México se encuentra en una encrucijada notable, donde la innovación y el cambio legislativo parecen estar en conflicto. Por un lado, empresas como Tricentis miran hacia América Latina como un terreno fértil para implementar su tecnología avanzada de inteligencia artificial, revolucionando procesos complejos como las pruebas de software. Por el otro, el país enfrenta la amenaza de desmantelar su estructura reguladora en el ámbito de las telecomunicaciones, a través de una reforma legal que podría deteriorar la competencia, desalentar la inversión y contradecir tratados internacionales.
Recientemente, en una entrevista con Tonatiuh Barradas, vicepresidente de Tricentis para América Latina, se destacó cómo su empresa ha logrado hacer que procesos que antes podían tomar hasta 18 meses se reduzcan a tan solo dos semanas, gracias a la automatización mediante inteligencia artificial. Esta innovadora solución no solo minimiza riesgos y costos para las empresas, sino que también integra la IA como un complemento al talento humano, en lugar de sustituirlo.
En un momento en que México podría consolidarse como líder en nearshoring, aprovechando su mano de obra especializada y costos competitivos, Tricentis ha comenzado a invertir significativamente en el país con una estimación de $13 mil millones a nivel global. Esta inversión empresarial no es un acto altruista; requiere de un marco legal claro y un entorno confiable para prosperar.

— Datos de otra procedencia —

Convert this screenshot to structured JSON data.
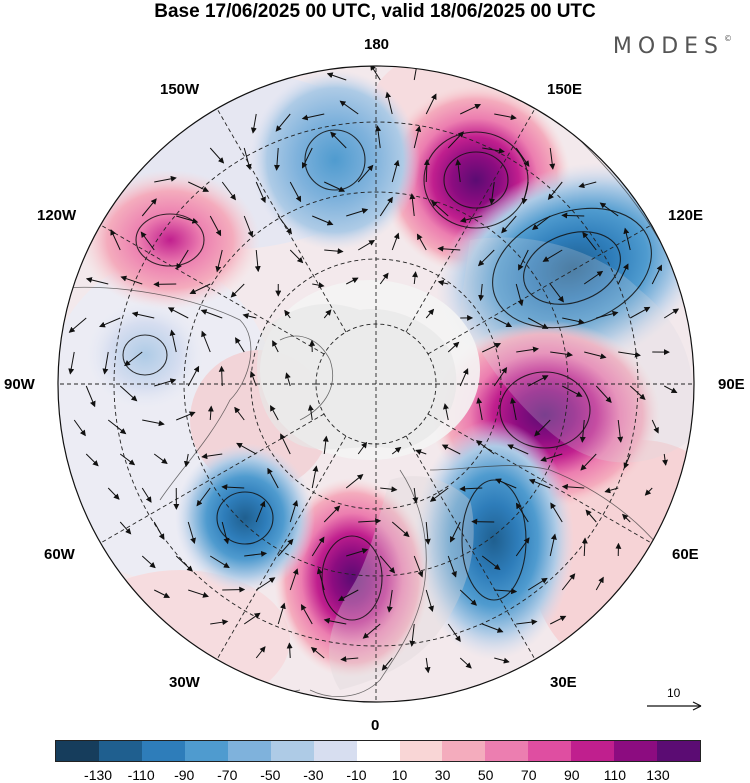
{
  "title": "Base 17/06/2025 00 UTC, valid 18/06/2025 00 UTC",
  "brand": "MODES",
  "brand_mark": "©",
  "map": {
    "projection": "north polar stereographic",
    "longitude_labels": {
      "top": "180",
      "bottom": "0",
      "left": "90W",
      "right": "90E",
      "nw1": "150W",
      "nw2": "120W",
      "ne1": "150E",
      "ne2": "120E",
      "sw1": "60W",
      "sw2": "30W",
      "se1": "60E",
      "se2": "30E"
    },
    "vector_reference_label": "10",
    "anomaly_centers": [
      {
        "name": "positive",
        "lon_sector": "160E",
        "value": 130
      },
      {
        "name": "negative",
        "lon_sector": "125E",
        "value": -130
      },
      {
        "name": "positive",
        "lon_sector": "95E",
        "value": 120
      },
      {
        "name": "negative",
        "lon_sector": "40E",
        "value": -110
      },
      {
        "name": "positive",
        "lon_sector": "10E",
        "value": 110
      },
      {
        "name": "negative",
        "lon_sector": "50W",
        "value": -90
      },
      {
        "name": "negative",
        "lon_sector": "160W",
        "value": -70
      },
      {
        "name": "positive",
        "lon_sector": "125W",
        "value": 70
      },
      {
        "name": "negative",
        "lon_sector": "95W",
        "value": -40
      }
    ]
  },
  "colorbar": {
    "colors": [
      "#163d5c",
      "#1f5f8f",
      "#2e7dba",
      "#4f9bcf",
      "#7fb2dc",
      "#aecbe6",
      "#d7def0",
      "#ffffff",
      "#f9d6d6",
      "#f4acbd",
      "#ec7eb0",
      "#df4ea1",
      "#c01f8e",
      "#8c0c80",
      "#5b0c73"
    ],
    "ticks": [
      "-130",
      "-110",
      "-90",
      "-70",
      "-50",
      "-30",
      "-10",
      "10",
      "30",
      "50",
      "70",
      "90",
      "110",
      "130"
    ]
  }
}
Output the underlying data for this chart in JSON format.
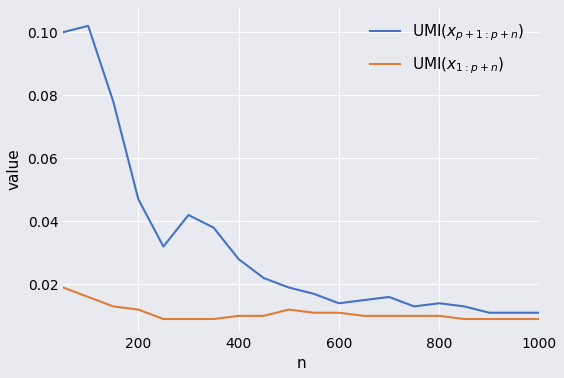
{
  "blue_x": [
    50,
    100,
    150,
    200,
    250,
    300,
    350,
    400,
    450,
    500,
    550,
    600,
    650,
    700,
    750,
    800,
    850,
    900,
    950,
    1000
  ],
  "blue_y": [
    0.1,
    0.102,
    0.078,
    0.047,
    0.032,
    0.042,
    0.038,
    0.028,
    0.022,
    0.019,
    0.017,
    0.014,
    0.015,
    0.016,
    0.013,
    0.014,
    0.013,
    0.011,
    0.011,
    0.011
  ],
  "orange_x": [
    50,
    100,
    150,
    200,
    250,
    300,
    350,
    400,
    450,
    500,
    550,
    600,
    650,
    700,
    750,
    800,
    850,
    900,
    950,
    1000
  ],
  "orange_y": [
    0.019,
    0.016,
    0.013,
    0.012,
    0.009,
    0.009,
    0.009,
    0.01,
    0.01,
    0.012,
    0.011,
    0.011,
    0.01,
    0.01,
    0.01,
    0.01,
    0.009,
    0.009,
    0.009,
    0.009
  ],
  "blue_color": "#4472c4",
  "orange_color": "#e07b39",
  "blue_label": "UMI$(x_{p+1:p+n})$",
  "orange_label": "UMI$(x_{1:p+n})$",
  "xlabel": "n",
  "ylabel": "value",
  "xlim": [
    50,
    1000
  ],
  "ylim": [
    0.005,
    0.108
  ],
  "yticks": [
    0.02,
    0.04,
    0.06,
    0.08,
    0.1
  ],
  "xticks": [
    200,
    400,
    600,
    800,
    1000
  ],
  "background_color": "#e8eaf0",
  "figure_background": "#e8eaf0",
  "grid_color": "#ffffff",
  "legend_fontsize": 11,
  "axis_fontsize": 11,
  "tick_fontsize": 10
}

Sin embargo, este panorama positivo se ve ensombrecido por la iniciativa de reforma a la Ley de Telecomunicaciones que actualmente circula en el Congreso. En una conversación con Miguel Calderón, un experto en regulación y exvicepresidente de Telefónica, se identificaron serias preocupaciones: la falta de transparencia, contradicciones con el T-MEC y un intento de reconfigurar al regulador como un brazo del Ejecutivo.
El borrador de esta reforma incluye medidas alarmantes como la posibilidad de bloquear contenido sin orden judicial, obligar a los operadores a realizar inversiones significativas sin compensación, y otorgar ventajas competitivas a actores estatales en detrimento del sector privado. Esto pondría en peligro la autonomía del regulador, un aspecto esencial que anteriormente había consolidado al IFT como un referente internacional. Resulta paradoxal que, mientras las empresas tecnológicas elevan la capacidad del talento mexicano y se integran a cadenas de valor globales, el marco legal propuesto parece querer empujarnos hacia un pasado menos competitivo.
Falta de competencia significa falta de incentivos para la innovación, las tarifas justas y la protección al consumidor. Sin un entorno legal predecible, la inversión tenderá a desvanecerse.
En un momento en que México debería pelear por liderar en tecnologías emergentes como el 5G y, en el futuro, el 6G y la computación cuántica, hay un riesgo inminente de cerrar la economía. El Estado, al acumular funciones sin rendir cuentas, podría hacer que muchas industrias se vean obligadas a adaptarse o migrar.
No obstante, hay destellos de diálogo entre legisladores y profesionales del sector. Es crucial que este diálogo no se reduzca a un simple trámite, sino que se convierta en una oportunidad tangible para construir un marco tecnológico moderno y coherente con los compromisos internacionales.
A medida que las empresas como Tricentis siguen mostrando el potencial del talento y la tecnología en México, queda claro que la clave está en la creación de un entorno que potencie, en lugar de sofocar, estas oportunidades. La historia reciente destaca esta realidad; ahora es momento de actuar con decisión para que el país no pierda el tren del progreso tecnológico.